Of course you don’t know which command line arguments other people are running their nodes with so you can’t coordinate with them. But whenever one person or a set of closely coordinating persons need to divide labor they can do it with this scheme.

It is even a good idea to integrate some random salt before hashing. E.g., --puaas-salt 0xffdd08b1 prepends the given value to the transaction kernel id before hashing it. As long as the salt remains secret, external nodes cannot anticipate the concrete division of labor and use that knowledge to benefit their attack.

It’s an interesting idea, and zero-coordination is a nice property, but problems immediately spring to my mind, which is why I haven’t suggested something like that:

  1. There seems to be a real possibility for some buckets to never be processed by any service provider. Especially for a small network.
  2. There is still potentially a lot of duplication of work between service providers because (a) providers can’t coordinate buckets, and (b) bucket sizes do not take into account the number of providers which is also dynamic. This means the network will still not be optimally processing upgrades, which means the attack is lower-cost than it could be.

So I would turn this around and ask: what is wrong with the simple coordination approach I proposed above, that seemingly should result in near optimal coordinaton. I quote it here:

A simple improvement would be to add a message so that a prover can tell other peers “hey I’m working on Transaction X”, so they can ignore transaction X for some time, perhaps something like 10 minutes or 2 more blocks. After that if the transaction is still in their mempool (has not been included in a block) they might consider it again.

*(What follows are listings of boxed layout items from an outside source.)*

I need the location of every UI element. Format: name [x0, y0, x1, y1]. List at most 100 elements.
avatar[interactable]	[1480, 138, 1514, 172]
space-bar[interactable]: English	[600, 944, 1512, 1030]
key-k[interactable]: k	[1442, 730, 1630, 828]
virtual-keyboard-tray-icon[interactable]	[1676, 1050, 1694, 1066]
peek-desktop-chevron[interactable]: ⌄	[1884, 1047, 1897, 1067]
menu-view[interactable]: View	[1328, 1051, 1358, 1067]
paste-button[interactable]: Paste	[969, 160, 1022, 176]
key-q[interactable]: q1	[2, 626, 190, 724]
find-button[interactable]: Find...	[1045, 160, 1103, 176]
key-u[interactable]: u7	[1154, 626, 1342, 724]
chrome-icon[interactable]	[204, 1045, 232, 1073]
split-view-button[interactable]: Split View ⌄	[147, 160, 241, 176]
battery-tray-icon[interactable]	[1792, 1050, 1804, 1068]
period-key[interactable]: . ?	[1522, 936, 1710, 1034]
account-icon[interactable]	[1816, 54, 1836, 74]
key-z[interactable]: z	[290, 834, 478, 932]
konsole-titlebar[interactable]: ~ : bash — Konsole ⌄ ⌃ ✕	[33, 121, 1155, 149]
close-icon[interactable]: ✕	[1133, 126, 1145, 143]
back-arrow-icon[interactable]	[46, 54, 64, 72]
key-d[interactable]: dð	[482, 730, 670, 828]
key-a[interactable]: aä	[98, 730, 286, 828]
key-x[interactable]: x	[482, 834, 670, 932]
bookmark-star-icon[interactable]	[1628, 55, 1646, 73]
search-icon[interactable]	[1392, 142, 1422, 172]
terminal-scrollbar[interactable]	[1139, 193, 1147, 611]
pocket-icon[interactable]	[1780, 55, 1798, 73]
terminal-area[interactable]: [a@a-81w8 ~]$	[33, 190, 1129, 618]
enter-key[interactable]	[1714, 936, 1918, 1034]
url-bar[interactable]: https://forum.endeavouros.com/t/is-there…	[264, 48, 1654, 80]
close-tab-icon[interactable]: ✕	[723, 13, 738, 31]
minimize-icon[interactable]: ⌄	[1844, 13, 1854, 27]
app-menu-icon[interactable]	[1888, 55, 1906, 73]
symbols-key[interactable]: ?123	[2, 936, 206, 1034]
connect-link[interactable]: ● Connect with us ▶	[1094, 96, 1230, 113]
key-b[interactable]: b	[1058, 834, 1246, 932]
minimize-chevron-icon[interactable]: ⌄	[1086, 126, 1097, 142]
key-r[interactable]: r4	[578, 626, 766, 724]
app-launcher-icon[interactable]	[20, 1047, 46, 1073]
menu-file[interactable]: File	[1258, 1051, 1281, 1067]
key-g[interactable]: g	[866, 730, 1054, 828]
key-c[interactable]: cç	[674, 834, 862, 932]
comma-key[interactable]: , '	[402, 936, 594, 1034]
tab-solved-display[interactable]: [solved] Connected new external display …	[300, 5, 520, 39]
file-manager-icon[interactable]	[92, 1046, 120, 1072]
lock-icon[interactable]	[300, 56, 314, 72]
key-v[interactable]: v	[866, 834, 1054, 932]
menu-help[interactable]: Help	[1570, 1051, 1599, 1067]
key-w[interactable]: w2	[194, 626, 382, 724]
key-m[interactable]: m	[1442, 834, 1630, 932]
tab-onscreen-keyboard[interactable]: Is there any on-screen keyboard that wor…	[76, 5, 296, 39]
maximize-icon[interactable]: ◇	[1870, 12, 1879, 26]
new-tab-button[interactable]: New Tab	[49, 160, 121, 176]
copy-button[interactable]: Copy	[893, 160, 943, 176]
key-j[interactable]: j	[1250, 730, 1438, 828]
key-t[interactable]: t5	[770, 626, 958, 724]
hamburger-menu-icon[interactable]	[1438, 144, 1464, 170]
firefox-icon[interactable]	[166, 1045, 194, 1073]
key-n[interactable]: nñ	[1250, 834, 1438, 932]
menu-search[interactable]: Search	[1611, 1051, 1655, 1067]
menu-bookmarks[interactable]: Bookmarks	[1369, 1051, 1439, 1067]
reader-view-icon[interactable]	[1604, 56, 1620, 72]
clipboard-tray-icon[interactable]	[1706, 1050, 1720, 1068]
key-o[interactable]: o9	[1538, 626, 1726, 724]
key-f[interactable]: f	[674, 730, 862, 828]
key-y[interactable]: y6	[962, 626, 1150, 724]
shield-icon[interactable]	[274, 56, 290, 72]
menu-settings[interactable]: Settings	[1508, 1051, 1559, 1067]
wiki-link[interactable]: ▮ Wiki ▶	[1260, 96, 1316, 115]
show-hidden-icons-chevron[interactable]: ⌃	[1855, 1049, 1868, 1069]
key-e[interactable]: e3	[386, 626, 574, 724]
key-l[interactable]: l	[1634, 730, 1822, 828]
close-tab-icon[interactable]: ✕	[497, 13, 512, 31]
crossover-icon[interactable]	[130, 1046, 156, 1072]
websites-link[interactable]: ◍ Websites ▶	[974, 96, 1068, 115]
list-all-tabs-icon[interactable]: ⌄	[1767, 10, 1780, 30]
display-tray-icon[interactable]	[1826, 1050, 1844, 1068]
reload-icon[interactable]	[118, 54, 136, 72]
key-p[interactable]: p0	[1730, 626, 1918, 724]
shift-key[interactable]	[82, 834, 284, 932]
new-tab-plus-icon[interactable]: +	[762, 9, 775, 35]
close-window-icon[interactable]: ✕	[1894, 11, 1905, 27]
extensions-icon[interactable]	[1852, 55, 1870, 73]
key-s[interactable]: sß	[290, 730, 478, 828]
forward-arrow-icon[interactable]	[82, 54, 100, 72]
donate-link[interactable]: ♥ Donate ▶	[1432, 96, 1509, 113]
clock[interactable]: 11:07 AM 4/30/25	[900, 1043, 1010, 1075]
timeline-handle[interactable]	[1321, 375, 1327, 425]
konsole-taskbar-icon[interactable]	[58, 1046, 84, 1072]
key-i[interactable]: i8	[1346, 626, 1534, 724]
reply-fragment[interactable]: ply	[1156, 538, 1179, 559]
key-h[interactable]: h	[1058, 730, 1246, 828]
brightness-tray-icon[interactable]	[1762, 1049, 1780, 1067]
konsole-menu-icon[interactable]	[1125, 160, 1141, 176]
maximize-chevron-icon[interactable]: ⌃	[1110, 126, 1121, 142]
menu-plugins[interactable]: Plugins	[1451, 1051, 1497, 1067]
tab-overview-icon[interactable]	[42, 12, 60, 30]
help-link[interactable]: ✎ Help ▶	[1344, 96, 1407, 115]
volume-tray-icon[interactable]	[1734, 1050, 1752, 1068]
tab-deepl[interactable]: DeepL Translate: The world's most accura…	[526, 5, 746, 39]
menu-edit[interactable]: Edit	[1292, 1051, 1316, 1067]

To answer my own question: there is a possibility that two or more providers begin working on an update before receiving the peer’s “I’m working on it message”. So if a given node is already working on an upgrade and receive’s notice that peer is also, the protocol would ideally have a way for those peers to further coordinate such that one of them abandons the upgrade and the other does not. However in practice, this may not be a common occurence, so I would say the situation could simply be logged initially, and then we could collect some data to see if it happens enough to be worth mitigating or not. And/or simulations could inform. Anyway, I believe there are various papers written about solving this class of problem.

another zero-coordination approach would be for upgrade-providers to select tx (to upgrade) from the mempool at random. (instead of choosing tx with highest fee-per-byte)

This has the following properties:

  1. when mempool is full, there should be relatively little duplication of work, except in a truly huge network.
  2. when mempool is nearly empty, there will be a lot of duplication of work. But that seems OK since clearly Tx are being processed. (perhaps not OK from a total energy usage perspective)
  3. in attack scenario, or any congestion scenario, honest participants will NOT be able to pay a higher fee to get their tx upgraded sooner.

(3) appears to be a showstopper for this approach. Which is why I haven’t proposed it before. But just adding to the mix. maybe there’s a way to improve it.